By: Ben Snaidero | Updated: 2022-02-23 | Comments (9) | Related: > TSQL
Problem
When searching a character-based column in a SQL Server table, it's very rare that we know the exact string we are searching for and can perform the query using the = operator. The SQL LIKE operator can be used to search for static and wildcard string patterns within any character-based column.
In this tutorial we will go through examples showing the many different ways the LIKE operator can be used. We will cover the most basic use cases all the way up to some advanced techniques using indexes on computed columns to speed up text-based searches.
Solution
When learning about any operator, I find the best method for understanding how it works is to just work through a bunch of examples to show what can be done with it. With that being said, it is always a good idea to read through the documentation and become familiar with syntax and the different options available. You can read more about this from this link, but I will be explaining in this tip the main points from the documentation.
SQL LIKE Statement Tutorial
Like any operator, the SQL Server LIKE operator goes between the two expressions/patterns it will be evaluating. The expressions can be columns or hard coded values, both of which can include wildcard characters (more on those below). As with most other operators, the NOT clause can also be added to negate the condition being checked. One other special clause with this operator is the ESCAPE clause which allows you to add wildcard characters in the WHERE clause as literal characters in your expressions. Here is the basic syntax.
match_expression [ NOT ] LIKE pattern [ ESCAPE escape_character ]
There are 4 different SQL LIKE wildcard characters that can be used in the pattern to perform your search in the WHERE clause. We will go through examples of each character to better explain how they work, but here is a short description of each specified pattern.
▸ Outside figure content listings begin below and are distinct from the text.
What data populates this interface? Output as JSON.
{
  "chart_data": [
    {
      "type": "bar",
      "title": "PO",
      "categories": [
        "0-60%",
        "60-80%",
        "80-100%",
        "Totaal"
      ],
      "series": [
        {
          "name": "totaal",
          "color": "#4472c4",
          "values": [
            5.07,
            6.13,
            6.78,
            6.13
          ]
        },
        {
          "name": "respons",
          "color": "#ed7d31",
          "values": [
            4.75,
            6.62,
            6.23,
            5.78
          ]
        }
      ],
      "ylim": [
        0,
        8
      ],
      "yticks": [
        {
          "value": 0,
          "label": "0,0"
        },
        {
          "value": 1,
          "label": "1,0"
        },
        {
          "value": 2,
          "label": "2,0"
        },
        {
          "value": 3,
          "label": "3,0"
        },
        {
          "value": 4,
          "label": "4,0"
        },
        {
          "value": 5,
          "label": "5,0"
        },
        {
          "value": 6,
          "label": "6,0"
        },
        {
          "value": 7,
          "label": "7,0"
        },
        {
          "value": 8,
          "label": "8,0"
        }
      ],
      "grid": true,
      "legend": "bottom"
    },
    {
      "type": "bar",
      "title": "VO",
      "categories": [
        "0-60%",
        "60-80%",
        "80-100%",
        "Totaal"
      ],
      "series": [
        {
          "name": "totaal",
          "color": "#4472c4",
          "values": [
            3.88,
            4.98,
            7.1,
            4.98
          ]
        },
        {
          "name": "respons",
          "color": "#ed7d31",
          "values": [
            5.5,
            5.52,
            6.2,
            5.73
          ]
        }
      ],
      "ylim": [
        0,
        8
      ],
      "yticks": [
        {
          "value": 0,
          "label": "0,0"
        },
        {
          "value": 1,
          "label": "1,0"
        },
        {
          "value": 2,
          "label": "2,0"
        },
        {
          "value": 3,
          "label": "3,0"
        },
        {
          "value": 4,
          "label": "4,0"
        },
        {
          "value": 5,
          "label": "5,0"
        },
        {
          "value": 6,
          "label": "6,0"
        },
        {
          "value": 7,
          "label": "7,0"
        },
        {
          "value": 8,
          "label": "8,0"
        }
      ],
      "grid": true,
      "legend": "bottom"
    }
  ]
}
- % - matches any string of zero of more characters
- _ - matches any single character using an underscore
- [] - matches any single character within the specified range or set of characters
- [^] - matches any single character not within the specified range or set of characters
Now that we understand the basic syntax, let's get into some examples to see how the LIKE operator can be used. Note that all examples below were tested against SQL Server 2019 using the AdventureWorks 2017 database. After restoring the database, we also added some additional data using the T-SQL below to make a few of the examples work.
INSERT INTO Person.EmailAddress (BusinessEntityID,EmailAddress) VALUES (1,'[email protected]'); INSERT INTO Person.EmailAddress (BusinessEntityID,EmailAddress) VALUES (1,'ken[[email protected]'); UPDATE Person.Person SET FirstName = '1Terry' WHERE BusinessEntityID=2;
SQL LIKE Wildcard Example
The most common use case for the LIKE condition is searching for a partial string match. In this first example, we can search for all email addresses that start with 'ken' and have any other string (zero or more characters) following it by adding the % wildcard to the end of the character string.
SELECT * FROM Person.EmailAddress WHERE EmailAddress LIKE 'ken%';
Similarly, we can add this LIKE % wildcard to both sides of a string and use pattern matching for any email address with '@adventure-works-test.' in the address as shown here.
SELECT * FROM Person.EmailAddress WHERE EmailAddress LIKE '%@adventure-works-test.%';
SQL NOT LIKE Example
Now, if we didn't already know that these two email addresses existed, we could also use the SQL NOT LIKE clause and instead search for any email addresses that don't match '@adventure-works.'. To find them with this method, we can use the following query with a NOT operator.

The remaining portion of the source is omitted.